Разумеется, прежде чем от чего-то отделиться, нужно, чтобы оно существовало, и когда-то объединение в группы на основании религиозных воззрений имело совсем иное значение. Коллективная молитва, подкрепленная общей искренней верой — сила сокрушительная. Но времена изменились, ничего не поделаешь. Люди, в известном смысле, одичали; религия — любая — многими используется на манер защитного амулета, что предлагала изготовить для Ивана колдунья Саша.
Сколько раз, прогуливаясь в парке, Ефим Борисович слышал разговоры молодых мамаш об отпрысках: «Болеет? А он крещеный? Так покрестите скорей!» При подобных своекорыстных «интенциях» разница между религией, точнее, мнимой религиозностью, и магией, сводится к минимуму, совсем как на заре человечества. Только церковь для нас — проверенный, безопасный мейнстрим, а магия — прибежище натур посильнее, тех, кто ради достижения цели не боится бросить вызов небу и обществу, впасть в первородный грех: поставить себя в центре мироздания и попытаться подчинить себе его силы. А это, каким способом ни достигай, хоть молитвой, хоть ворожбой, хоть идолопоклонством, чистой воды магизм, и он всегда посюсторонен, в нем нет ничего высокого, духовного.

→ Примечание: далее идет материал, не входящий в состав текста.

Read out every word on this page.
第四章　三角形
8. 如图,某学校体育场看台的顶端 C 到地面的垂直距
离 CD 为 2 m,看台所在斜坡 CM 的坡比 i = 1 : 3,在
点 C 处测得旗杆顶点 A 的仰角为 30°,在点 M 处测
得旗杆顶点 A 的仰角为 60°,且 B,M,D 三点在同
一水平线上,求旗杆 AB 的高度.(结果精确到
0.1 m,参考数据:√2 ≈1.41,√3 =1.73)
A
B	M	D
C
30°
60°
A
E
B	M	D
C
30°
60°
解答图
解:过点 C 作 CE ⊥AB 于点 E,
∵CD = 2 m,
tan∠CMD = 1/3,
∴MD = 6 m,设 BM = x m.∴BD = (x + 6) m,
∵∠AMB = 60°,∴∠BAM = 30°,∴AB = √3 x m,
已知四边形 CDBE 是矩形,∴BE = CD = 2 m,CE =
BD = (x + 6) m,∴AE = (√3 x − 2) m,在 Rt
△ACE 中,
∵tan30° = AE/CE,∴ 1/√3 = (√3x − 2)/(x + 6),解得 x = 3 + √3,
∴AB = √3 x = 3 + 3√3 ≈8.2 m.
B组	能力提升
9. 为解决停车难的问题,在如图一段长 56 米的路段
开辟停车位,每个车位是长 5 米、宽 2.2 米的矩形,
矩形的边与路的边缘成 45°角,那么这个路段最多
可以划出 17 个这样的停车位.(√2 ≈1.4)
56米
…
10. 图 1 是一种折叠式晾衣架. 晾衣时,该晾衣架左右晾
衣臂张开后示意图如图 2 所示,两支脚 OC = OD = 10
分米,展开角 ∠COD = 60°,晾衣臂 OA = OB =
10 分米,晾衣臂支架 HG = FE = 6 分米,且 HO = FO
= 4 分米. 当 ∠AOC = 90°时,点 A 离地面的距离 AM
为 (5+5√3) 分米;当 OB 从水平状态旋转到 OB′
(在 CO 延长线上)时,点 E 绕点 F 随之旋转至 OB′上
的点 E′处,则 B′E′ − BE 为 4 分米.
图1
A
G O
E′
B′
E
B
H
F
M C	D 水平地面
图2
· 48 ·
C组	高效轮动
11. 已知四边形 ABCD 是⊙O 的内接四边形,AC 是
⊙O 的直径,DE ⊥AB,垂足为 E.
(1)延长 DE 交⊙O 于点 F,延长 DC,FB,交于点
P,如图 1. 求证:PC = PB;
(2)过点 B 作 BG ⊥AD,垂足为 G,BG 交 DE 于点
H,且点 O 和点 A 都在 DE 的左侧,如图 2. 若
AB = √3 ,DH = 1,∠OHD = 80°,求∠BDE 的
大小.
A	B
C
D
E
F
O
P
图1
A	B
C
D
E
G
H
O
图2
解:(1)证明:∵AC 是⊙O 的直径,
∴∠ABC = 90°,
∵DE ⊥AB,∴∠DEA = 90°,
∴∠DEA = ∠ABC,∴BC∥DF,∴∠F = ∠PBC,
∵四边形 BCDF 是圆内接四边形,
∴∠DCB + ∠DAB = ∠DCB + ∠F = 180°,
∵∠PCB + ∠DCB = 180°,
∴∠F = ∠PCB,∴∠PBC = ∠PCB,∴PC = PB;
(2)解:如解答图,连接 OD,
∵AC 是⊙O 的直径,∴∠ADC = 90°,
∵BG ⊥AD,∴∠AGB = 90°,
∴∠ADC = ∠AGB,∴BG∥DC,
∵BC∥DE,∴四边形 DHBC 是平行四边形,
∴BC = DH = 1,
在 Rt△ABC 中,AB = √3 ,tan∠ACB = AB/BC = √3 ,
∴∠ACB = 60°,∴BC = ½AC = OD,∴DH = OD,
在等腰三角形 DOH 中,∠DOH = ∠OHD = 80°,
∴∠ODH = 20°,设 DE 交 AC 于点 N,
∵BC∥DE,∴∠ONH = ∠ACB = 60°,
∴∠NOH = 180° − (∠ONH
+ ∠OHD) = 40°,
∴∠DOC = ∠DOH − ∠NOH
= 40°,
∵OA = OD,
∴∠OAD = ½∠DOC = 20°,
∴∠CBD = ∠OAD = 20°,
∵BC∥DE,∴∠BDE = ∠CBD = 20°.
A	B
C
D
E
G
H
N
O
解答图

«Но и ничего противоприродного: религию и магию обычно противопоставляют друг другу, но в человеке стремление к тому и к другому неразделимо как свет и тень, как отражение извечного желания подчинить — и желания подчиниться…» — словно в скобках подумалось Ефиму Борисовичу.
Кстати, истинные — истовые! — отправители любого культа обязательно обладают даром энергетического воздействия и так или иначе задействуют его на пользу своей религии. Они творят чудеса… во всяком случае, то, что кажется чудом. Как писал святой Августин: «Чудеса противоречат не природе, а известной нам природе». Действительно, в полном смысле сверхъестественного в мире нет. Просто у каждой плоскости бытия свои законы, и на пересечении плоскостей нам иногда удается заглянуть из одной в другую.
Так или иначе, те, кто приоткрывает нам эти окошки, пусть и с благой целью, редко чужды гордыни.
«Ведь и некоторые деяния Христа были, прости господи, показухой», — незаметно дошел до богохульства Ефим Борисович. — «Исцеления, воскрешения — ладно; допустим, необходимость. Но чудо в Кане Галилейской? Фокус, игра на публику. Хождение по воде? Оно, конечно, наглядно для варваров, однако истинной нужды в нем не вижу. Между тем это так… по-человечески… и оттого особенно трогательно и мило…»
Он зажал пальцем соответствующее место Евангелия от Иоанна и со вздохом уставился в пространство.
Что бы он себе ни думал, институт религии существует не случайно, и именно в этот институт, причем не где-нибудь на соседней улице, а в Иерусалиме, должна отправиться Тата.
И пусть доступные, «туристические» атрибуты веры, сосредоточенные на ничтожном пятачке земли — могила Адама, Гроб Господень, Голгофа, Крестный путь и прочие бесчисленные святыни, — представляются весьма сомнительными: город сносили под ноль несколько раз, улицы, раскопанные археологами, на семь метров глубже сегодняшних. Абсолютно натуральна, пожалуй, одна лишь Стена плача. Думать про Иерусалим, что Спаситель «ступал по этим же плитам», по меньшей мере наивно — и все же многие из побывавших на Святой земле рассказывали, что, находясь там, физически ощущали присутствие Бога.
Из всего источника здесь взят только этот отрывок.